Die Menschen, die ich durch Tinder & Co. kennenlernte, waren bis auf ganz wenige Ausnahmen gestandene Persönlichkeiten, die weder „irgendwas mit Medien“ machten, noch die Wochenenden in „angesagten“ ranzigen Technoschuppen verbrachten. Teilweise hatten sie sogar dem Alkohol abgeschworen.
Es waren Männer, die lieber an den See baden fahren, als verkatert im Bett zu planen, wie man den noch schlafenden One Night Stand am besten loswerden könnte. Ich traf in der Singlehauptstadt Berlin auf Männer, die sich nach einer Zukunft sehnten, wie sie im Beziehungsbilderbuch steht: Haus, Kinder, Hund (alternativ Katze).

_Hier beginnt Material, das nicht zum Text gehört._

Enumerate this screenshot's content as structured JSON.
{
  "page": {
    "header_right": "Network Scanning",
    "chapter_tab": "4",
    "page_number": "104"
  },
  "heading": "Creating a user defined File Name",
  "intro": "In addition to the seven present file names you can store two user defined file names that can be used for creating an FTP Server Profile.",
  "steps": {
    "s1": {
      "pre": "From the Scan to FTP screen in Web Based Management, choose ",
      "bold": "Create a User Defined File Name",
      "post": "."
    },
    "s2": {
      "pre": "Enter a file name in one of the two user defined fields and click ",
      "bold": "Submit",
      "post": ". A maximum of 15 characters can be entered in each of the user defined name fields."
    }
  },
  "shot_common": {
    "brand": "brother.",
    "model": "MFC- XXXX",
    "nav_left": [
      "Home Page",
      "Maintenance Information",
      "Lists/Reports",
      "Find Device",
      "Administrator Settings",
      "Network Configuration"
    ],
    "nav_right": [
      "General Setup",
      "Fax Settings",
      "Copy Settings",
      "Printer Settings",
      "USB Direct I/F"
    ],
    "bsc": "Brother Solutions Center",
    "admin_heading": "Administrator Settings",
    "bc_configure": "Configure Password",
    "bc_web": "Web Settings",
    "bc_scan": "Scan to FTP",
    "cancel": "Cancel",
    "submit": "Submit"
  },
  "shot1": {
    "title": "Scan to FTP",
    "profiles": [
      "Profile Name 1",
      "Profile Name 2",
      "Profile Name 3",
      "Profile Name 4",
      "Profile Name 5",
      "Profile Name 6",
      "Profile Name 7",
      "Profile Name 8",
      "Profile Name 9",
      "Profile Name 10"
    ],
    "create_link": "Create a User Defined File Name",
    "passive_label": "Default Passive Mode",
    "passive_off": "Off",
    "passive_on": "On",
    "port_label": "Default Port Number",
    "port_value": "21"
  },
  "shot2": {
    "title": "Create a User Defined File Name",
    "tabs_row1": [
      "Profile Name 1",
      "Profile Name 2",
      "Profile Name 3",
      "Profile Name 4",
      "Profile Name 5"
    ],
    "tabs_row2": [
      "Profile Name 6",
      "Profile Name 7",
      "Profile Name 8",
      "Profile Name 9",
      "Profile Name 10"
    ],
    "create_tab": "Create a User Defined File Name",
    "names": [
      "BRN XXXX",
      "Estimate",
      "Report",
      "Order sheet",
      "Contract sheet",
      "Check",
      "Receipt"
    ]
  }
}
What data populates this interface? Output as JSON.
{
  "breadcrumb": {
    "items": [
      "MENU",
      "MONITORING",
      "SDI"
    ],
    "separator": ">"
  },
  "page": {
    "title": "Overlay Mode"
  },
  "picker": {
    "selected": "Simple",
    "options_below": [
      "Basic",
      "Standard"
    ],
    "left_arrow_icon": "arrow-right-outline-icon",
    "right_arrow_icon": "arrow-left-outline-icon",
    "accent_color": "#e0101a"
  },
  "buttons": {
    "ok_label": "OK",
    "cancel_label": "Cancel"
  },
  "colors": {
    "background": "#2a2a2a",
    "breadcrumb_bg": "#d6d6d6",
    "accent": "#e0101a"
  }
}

Von Charakteren, wie Nast sie beschreibt, hielt ich mich bewusst fern. Meist waren es Touristen oder Zugezogene, die schnell klarmachten, worin ihr Lebensinhalt bestand: Sex, Drugs & abgefuckte Technoclubs. Das, was Nast zu zeigen versucht, ist nicht Berlin. Es ist der Einfluss von außen. Es ist das Bild, welches sich Außenstehende von Berlin machen möchten. Eine Projektion von Sehnsüchten und Hoffnungen, die der Hauptstadt, in der alles möglich scheint, aufgedrückt werden.
#EGOLAND ist eine Projektionsfläche, die zu Resignation führt
Was ist es, das Beziehungen unglücklich macht? Es ist die Projektion der eigenen Vorstellungen auf den Partner, die Verklärung der Realität. Genau das macht Nast in seinem Roman #EGOLAND. Er verklärt ein Berlin, das mit seiner Außenwirkung wenig gemein hat.
Die Tatsache, dass die Singles in der Hauptstadt trauriger, verzweifelter und einsamer wirken als im Rest der Bundesrepublik, ist eine Folge davon. Unzählige Dates mit flachen Charakteren, die Berlin zu ihrer Projektionfläche machen, führen zu Resignation. Sie führen dazu, dass sich einige Berliner Singles von Nast verstanden fühlen, wenn er von einer Egomanisierung der Gesellschaft spricht.